Police then discovered he had a hair fetish.

Meanwhile detectives appealed on the BBC's Crimewatch programme and the Italian equivalent - Chi La Visto? - for women who had had their hair cut in odd circumstances to come forward.

One hair-cutting victim was Sonia Taylor, who was travelling home on a bus in Bournemouth in December 2002.

'My hair had been cut'

She noticed an "odd looking" man getting on and sitting behind her. Then she felt her hair being pulled.

"The next thing I knew, I felt my hair, and my hair had been cut because it was coming out on the floor. He cut about 4in all jaggedy," she said.

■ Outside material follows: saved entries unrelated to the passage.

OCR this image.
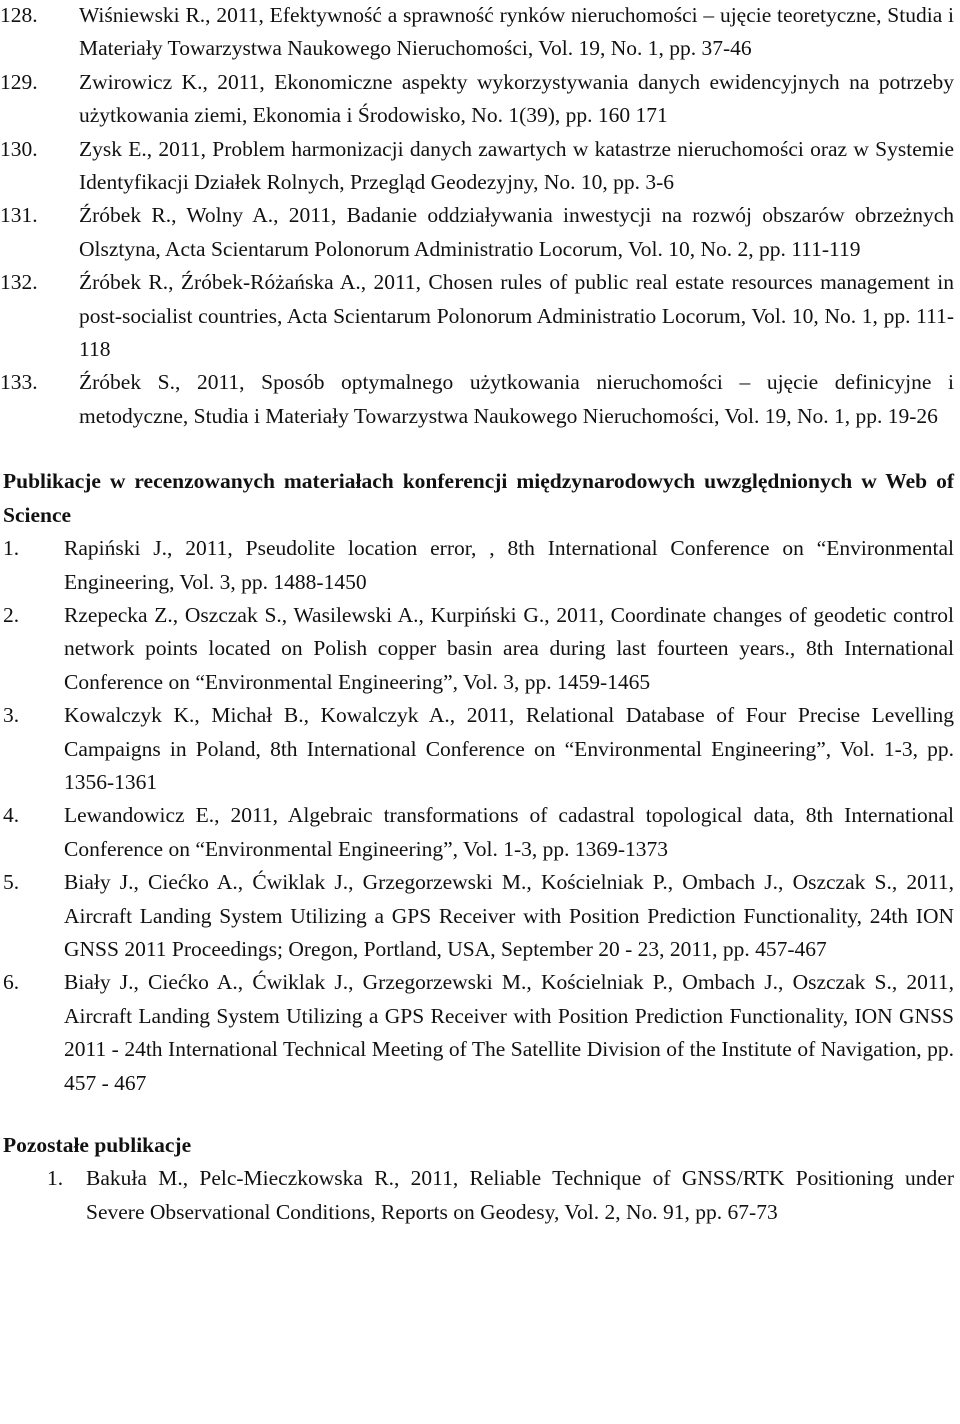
128. Wiśniewski R., 2011, Efektywność a sprawność rynków nieruchomości – ujęcie teoretyczne, Studia i Materiały Towarzystwa Naukowego Nieruchomości, Vol. 19, No. 1, pp. 37-46
129. Zwirowicz K., 2011, Ekonomiczne aspekty wykorzystywania danych ewidencyjnych na potrzeby użytkowania ziemi, Ekonomia i Środowisko, No. 1(39), pp. 160 171
130. Zysk E., 2011, Problem harmonizacji danych zawartych w katastrze nieruchomości oraz w Systemie Identyfikacji Działek Rolnych, Przegląd Geodezyjny, No. 10, pp. 3-6
131. Źróbek R., Wolny A., 2011, Badanie oddziaływania inwestycji na rozwój obszarów obrzeżnych Olsztyna, Acta Scientarum Polonorum Administratio Locorum, Vol. 10, No. 2, pp. 111-119
132. Źróbek R., Źróbek-Różańska A., 2011, Chosen rules of public real estate resources management in post-socialist countries, Acta Scientarum Polonorum Administratio Locorum, Vol. 10, No. 1, pp. 111-118
133. Źróbek S., 2011, Sposób optymalnego użytkowania nieruchomości – ujęcie definicyjne i metodyczne, Studia i Materiały Towarzystwa Naukowego Nieruchomości, Vol. 19, No. 1, pp. 19-26
Publikacje w recenzowanych materiałach konferencji międzynarodowych uwzględnionych w Web of Science
1. Rapiński J., 2011, Pseudolite location error, , 8th International Conference on “Environmental Engineering, Vol. 3, pp. 1488-1450
2. Rzepecka Z., Oszczak S., Wasilewski A., Kurpiński G., 2011, Coordinate changes of geodetic control network points located on Polish copper basin area during last fourteen years., 8th International Conference on “Environmental Engineering”, Vol. 3, pp. 1459-1465
3. Kowalczyk K., Michał B., Kowalczyk A., 2011, Relational Database of Four Precise Levelling Campaigns in Poland, 8th International Conference on “Environmental Engineering”, Vol. 1-3, pp. 1356-1361
4. Lewandowicz E., 2011, Algebraic transformations of cadastral topological data, 8th International Conference on “Environmental Engineering”, Vol. 1-3, pp. 1369-1373
5. Biały J., Ciećko A., Ćwiklak J., Grzegorzewski M., Kościelniak P., Ombach J., Oszczak S., 2011, Aircraft Landing System Utilizing a GPS Receiver with Position Prediction Functionality, 24th ION GNSS 2011 Proceedings; Oregon, Portland, USA, September 20 - 23, 2011, pp. 457-467
6. Biały J., Ciećko A., Ćwiklak J., Grzegorzewski M., Kościelniak P., Ombach J., Oszczak S., 2011, Aircraft Landing System Utilizing a GPS Receiver with Position Prediction Functionality, ION GNSS 2011 - 24th International Technical Meeting of The Satellite Division of the Institute of Navigation, pp. 457 - 467
Pozostałe publikacje
1. Bakuła M., Pelc-Mieczkowska R., 2011, Reliable Technique of GNSS/RTK Positioning under Severe Observational Conditions, Reports on Geodesy, Vol. 2, No. 91, pp. 67-73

Retired Det Supt Phil James, head of the Dorset Police murder inquiry until 2007, said of the appeals: "A large number of Italian people came forward and spoke about the fact the Danilo Restivo was known to cut head hair, that he'd been seen to cut head hair in a cinema in Potenza, Italy, and some other very valuable information.

Image caption,

Sonia Taylor had her hair cut by Danilo Restivo while travelling on a bus in Bournemouth

"There were women in England, in Bournemouth, and women in Potenza, in Italy, that came forward and said 'yes a man has cut my hair'.

"As a result of that we were able to hold identification parades and Danilo Restivo was picked out as the man that did cut head hair."

Yet this was still not enough to arrest Restivo on suspicion of Heather Barnett's murder or to identify the owner of the hair in her hand.

Restivo remained a free man.

Five years after Ms Barnett's death, in 2007, a scientific breakthrough gave the inquiry hope.

Dr Stuart Black, of the University of Reading, undertook chemical and isotope analysis of the hair strands, which represented nine months' growth.

Killer 'transferred' anger

The results revealed the owner was a UK resident who had visited eastern Spain, between Valencia and Almeria, or the Marseille to Perpignan area of southern France, for up to six days, some 11 weeks before the hair was cut.

They then went to the urban area of Tampa, Florida, US, for eight days some two to two-and-a-half weeks before the hair was cut, and had changed their diet twice in the previous months.

Image caption,

Police discovered Danilo Restivo had a hair fetish

But despite such detailed results and appeals, no-one came forward.

Mr James said one theory was that the hair was from someone the killer knew and he was effectively transferring his anger and his violence from that individual to Heather Barnett.

Dorset Police only charged Restivo with Ms Barnett's murder in May 2010 following forensic advances.

They found a DNA match for Restivo on a towel he left at the murder scene.

Advances in computer science also enabled a forensic expert to refute Restivo's previously "plausible" alibi.

Elisa Claps' mummified body was eventually found in March 2010, in the loft of the Most Holy Trinity church in Potenza, where she had arranged to meet Restivo in 1993.

Restivo admits he had arranged to meet Miss Claps at the church that day, but denies involvement in her death.

It is expected Restivo will now be extradited to Italy to stand trial for Miss Claps' murder.